The score for a word is the sum of the points for letters
in the word multiplied by the length of the word, plus 50
points if all n letters are used on the first go.
Letters are scored as in Scrabble; A is worth 1, B is
worth 3, C is worth 3, D is worth 2, E is worth 1, and so on.
word: string (lowercase letters)
returns: int >= 0
"""
score = 0
for character in word:
score = score + (SCRABBLE_LETTER_VALUES[character])
score = score * len(word)
if len(word) == 7:
score = score + 50
return score
def display_hand(hand):
"""
Displays the letters currently in the hand.
For example:
display_hand({'a':1, 'x':2, 'l':3, 'e':1})
Should print out something like:
a x x l l l e
The order of the letters is unimportant.
hand: dictionary (string -> int)
"""
for letter in hand.keys():
for j in range(hand[letter]):
print (letter,)
def deal_hand(n):
"""
Returns a random hand containing n lowercase letters.
At least n/3 the letters in the hand should be VOWELS.
Hands are represented as dictionaries.
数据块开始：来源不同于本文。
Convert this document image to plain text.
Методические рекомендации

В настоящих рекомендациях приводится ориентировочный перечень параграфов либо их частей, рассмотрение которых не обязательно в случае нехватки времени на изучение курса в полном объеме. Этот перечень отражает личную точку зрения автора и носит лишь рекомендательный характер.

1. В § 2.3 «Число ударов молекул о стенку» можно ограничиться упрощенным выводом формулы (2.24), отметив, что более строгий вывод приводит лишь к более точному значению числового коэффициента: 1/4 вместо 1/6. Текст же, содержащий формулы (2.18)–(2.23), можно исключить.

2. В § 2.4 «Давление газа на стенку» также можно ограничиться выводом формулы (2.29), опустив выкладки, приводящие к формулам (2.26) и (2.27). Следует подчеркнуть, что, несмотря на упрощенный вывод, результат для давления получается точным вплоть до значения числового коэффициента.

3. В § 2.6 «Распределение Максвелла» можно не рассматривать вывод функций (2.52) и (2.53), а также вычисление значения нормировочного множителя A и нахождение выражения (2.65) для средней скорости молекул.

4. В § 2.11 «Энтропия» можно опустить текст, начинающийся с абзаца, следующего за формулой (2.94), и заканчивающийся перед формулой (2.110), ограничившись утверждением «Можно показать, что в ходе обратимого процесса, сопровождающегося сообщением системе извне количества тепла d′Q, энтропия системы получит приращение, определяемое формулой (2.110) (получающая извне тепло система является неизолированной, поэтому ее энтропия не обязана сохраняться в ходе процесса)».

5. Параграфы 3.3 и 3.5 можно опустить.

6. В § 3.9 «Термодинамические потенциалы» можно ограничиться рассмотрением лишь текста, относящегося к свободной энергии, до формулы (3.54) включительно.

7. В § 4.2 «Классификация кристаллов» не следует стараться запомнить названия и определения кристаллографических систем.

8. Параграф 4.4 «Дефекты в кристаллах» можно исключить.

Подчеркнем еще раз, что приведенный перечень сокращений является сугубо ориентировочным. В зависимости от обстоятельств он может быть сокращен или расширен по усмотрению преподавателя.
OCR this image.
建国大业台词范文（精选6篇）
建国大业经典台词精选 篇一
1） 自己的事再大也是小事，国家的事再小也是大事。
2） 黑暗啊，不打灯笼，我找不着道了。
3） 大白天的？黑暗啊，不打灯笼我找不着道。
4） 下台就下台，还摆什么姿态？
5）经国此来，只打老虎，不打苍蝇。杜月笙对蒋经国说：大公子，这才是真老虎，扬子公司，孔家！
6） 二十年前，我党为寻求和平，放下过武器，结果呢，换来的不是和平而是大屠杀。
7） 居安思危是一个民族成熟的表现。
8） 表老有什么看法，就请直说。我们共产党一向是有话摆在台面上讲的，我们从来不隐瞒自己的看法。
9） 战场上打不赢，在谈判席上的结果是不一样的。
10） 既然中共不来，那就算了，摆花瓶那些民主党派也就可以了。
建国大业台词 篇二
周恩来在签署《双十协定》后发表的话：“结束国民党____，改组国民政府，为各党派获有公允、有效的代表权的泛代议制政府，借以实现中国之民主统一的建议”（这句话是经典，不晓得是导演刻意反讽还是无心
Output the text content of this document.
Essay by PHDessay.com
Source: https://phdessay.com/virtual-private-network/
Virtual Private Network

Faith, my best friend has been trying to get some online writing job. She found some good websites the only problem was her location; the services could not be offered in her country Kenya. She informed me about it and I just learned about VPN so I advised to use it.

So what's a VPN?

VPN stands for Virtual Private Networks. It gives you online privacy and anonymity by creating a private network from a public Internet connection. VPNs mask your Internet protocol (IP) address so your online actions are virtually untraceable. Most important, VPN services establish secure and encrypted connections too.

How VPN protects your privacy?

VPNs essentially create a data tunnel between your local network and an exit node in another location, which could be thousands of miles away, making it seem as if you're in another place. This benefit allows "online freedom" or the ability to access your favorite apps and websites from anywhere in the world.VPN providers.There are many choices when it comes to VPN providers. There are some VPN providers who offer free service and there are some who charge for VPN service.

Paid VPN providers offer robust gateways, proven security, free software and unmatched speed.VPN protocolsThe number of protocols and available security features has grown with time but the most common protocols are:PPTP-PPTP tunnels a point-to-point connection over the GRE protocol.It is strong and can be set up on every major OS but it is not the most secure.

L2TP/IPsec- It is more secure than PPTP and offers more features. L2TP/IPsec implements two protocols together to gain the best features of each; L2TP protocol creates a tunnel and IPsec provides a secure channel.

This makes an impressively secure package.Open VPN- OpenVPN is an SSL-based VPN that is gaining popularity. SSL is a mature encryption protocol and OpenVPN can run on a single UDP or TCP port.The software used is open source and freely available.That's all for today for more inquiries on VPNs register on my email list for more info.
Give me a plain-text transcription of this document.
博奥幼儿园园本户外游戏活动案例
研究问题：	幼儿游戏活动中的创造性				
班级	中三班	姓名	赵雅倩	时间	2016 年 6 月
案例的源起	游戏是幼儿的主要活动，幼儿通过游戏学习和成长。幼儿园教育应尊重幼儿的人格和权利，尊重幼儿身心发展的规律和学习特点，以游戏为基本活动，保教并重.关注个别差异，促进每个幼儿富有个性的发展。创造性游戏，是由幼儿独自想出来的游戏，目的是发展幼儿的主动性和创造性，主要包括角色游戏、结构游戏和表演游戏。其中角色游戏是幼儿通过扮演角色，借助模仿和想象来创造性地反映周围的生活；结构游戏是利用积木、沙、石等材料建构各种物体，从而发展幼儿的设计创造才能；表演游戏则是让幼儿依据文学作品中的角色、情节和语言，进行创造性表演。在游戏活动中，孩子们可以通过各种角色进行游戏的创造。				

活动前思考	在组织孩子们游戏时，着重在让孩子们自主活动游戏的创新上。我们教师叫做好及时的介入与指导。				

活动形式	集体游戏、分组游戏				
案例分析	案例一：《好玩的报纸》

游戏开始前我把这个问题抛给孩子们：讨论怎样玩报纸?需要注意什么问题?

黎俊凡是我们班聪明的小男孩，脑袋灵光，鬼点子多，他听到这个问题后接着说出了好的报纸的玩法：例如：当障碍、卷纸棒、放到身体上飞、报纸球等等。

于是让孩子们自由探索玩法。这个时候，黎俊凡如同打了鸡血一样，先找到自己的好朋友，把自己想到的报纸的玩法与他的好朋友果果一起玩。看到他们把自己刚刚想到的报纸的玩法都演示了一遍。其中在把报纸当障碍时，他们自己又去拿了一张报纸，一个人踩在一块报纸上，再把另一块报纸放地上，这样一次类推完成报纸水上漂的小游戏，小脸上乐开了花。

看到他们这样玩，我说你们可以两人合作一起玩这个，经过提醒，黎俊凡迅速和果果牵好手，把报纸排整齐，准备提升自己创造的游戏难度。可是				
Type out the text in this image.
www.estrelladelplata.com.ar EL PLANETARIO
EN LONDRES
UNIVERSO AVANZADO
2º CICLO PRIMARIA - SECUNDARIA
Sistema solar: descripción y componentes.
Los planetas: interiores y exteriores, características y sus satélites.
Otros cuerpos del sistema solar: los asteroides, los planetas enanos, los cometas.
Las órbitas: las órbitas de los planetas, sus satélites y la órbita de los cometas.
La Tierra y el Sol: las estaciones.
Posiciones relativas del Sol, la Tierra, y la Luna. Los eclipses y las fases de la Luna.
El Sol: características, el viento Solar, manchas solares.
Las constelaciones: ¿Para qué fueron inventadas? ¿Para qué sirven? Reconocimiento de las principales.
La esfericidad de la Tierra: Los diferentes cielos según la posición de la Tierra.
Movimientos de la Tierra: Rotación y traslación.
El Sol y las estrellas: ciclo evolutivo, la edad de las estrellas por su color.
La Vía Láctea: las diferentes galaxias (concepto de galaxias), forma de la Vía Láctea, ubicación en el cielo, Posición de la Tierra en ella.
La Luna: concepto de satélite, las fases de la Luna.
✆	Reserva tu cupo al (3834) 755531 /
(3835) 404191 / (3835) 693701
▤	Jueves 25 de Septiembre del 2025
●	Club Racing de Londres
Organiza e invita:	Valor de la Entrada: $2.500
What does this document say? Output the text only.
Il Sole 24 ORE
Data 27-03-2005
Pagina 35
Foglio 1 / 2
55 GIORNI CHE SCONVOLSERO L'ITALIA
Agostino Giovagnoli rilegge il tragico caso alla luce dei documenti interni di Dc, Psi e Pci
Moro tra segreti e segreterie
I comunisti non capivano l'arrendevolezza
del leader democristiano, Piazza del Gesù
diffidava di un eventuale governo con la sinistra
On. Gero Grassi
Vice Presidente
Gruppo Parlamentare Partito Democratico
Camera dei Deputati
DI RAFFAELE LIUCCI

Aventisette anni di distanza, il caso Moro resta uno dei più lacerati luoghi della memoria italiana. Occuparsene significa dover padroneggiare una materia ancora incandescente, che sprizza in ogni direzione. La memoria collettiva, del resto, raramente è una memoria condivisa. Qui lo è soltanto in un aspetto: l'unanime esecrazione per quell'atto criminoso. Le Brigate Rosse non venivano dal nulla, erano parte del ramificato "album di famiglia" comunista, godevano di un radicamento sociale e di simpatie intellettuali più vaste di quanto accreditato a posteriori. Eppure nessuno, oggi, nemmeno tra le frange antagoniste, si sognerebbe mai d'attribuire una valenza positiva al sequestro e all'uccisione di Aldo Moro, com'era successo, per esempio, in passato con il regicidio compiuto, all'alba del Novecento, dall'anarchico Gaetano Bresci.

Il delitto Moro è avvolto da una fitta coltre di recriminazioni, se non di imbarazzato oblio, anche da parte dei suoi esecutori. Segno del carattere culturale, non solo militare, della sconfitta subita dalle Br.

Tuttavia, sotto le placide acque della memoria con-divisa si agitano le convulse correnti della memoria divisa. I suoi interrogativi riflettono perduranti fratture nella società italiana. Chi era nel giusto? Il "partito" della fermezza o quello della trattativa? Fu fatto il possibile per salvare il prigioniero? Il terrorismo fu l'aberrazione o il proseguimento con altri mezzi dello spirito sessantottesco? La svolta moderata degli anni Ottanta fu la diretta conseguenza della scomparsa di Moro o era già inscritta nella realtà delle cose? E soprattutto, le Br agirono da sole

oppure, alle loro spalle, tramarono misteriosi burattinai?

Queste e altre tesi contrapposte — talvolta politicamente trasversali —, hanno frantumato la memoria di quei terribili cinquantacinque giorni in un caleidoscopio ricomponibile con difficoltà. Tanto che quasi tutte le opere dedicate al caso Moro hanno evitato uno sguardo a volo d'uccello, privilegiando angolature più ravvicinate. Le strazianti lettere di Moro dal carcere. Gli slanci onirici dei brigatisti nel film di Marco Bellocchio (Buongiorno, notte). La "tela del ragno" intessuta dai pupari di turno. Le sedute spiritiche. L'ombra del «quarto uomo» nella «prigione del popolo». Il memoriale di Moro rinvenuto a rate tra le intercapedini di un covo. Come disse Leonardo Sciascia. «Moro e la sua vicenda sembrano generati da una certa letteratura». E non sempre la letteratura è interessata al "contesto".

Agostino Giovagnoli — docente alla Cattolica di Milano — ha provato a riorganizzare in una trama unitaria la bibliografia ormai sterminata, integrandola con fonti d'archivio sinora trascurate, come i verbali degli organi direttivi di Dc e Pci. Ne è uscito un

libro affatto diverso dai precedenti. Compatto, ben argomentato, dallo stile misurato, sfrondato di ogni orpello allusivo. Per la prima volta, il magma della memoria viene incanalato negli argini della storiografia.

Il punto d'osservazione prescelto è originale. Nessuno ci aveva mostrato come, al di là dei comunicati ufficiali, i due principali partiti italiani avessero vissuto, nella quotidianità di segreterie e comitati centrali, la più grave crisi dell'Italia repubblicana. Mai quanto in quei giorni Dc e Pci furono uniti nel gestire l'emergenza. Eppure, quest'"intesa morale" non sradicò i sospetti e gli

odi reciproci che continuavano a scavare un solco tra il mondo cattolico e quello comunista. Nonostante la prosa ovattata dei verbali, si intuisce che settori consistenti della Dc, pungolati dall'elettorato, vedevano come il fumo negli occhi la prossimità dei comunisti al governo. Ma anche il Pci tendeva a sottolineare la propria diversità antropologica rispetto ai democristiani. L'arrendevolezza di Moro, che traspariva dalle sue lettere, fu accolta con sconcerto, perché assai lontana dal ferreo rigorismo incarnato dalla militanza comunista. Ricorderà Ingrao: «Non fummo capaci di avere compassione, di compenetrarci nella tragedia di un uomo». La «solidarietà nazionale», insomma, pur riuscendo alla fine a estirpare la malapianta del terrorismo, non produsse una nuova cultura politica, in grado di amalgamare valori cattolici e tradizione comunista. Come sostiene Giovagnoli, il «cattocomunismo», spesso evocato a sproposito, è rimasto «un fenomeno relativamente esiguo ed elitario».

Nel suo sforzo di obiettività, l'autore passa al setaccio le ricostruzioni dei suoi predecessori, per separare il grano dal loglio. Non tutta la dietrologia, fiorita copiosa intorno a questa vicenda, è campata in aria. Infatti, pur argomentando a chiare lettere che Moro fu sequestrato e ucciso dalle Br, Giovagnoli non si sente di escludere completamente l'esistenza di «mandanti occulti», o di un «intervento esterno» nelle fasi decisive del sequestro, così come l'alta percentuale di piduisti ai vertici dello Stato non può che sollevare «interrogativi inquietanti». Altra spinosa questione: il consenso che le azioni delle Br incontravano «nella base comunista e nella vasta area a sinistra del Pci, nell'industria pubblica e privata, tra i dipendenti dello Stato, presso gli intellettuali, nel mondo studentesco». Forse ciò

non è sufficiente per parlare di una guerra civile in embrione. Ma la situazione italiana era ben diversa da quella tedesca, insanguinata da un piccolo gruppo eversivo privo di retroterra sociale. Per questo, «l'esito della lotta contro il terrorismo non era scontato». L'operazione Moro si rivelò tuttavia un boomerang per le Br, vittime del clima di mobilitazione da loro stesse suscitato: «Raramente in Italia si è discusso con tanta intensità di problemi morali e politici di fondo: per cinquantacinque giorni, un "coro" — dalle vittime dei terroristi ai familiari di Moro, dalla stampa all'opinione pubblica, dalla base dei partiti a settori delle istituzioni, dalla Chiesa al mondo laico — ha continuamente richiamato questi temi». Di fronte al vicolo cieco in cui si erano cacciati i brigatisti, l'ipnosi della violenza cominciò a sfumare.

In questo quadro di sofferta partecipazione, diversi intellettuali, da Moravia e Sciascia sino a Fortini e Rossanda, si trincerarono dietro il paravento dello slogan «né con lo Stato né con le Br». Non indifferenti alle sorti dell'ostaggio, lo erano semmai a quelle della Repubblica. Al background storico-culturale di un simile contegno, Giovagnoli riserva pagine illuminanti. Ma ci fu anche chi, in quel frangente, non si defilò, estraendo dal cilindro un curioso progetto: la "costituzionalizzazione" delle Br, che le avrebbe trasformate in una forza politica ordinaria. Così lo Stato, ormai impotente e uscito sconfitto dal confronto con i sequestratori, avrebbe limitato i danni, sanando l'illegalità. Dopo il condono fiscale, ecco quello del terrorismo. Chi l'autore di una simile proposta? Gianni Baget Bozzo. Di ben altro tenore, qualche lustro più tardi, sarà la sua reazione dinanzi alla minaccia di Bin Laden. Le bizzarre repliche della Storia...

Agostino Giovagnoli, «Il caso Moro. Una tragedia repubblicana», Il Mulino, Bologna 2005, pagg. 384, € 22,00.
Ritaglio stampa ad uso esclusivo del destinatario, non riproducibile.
The keys are
letters and the values are the number of times the
particular letter is repeated in that hand.
n: int >= 0
returns: dictionary (string -> int)
"""
hand={}
num_vowels = int(n / 3)
for i in range(num_vowels):
x = VOWELS[random.randrange(0,len(VOWELS))]
hand[x] = hand.get(x, 0) + 1
for i in range(num_vowels, n):
x = CONSONANTS[random.randrange(0,len(CONSONANTS))]
hand[x] = hand.get(x, 0) + 1
return hand
def update_hand(hand, word):
"""
Assumes that 'hand' has all the letters in word.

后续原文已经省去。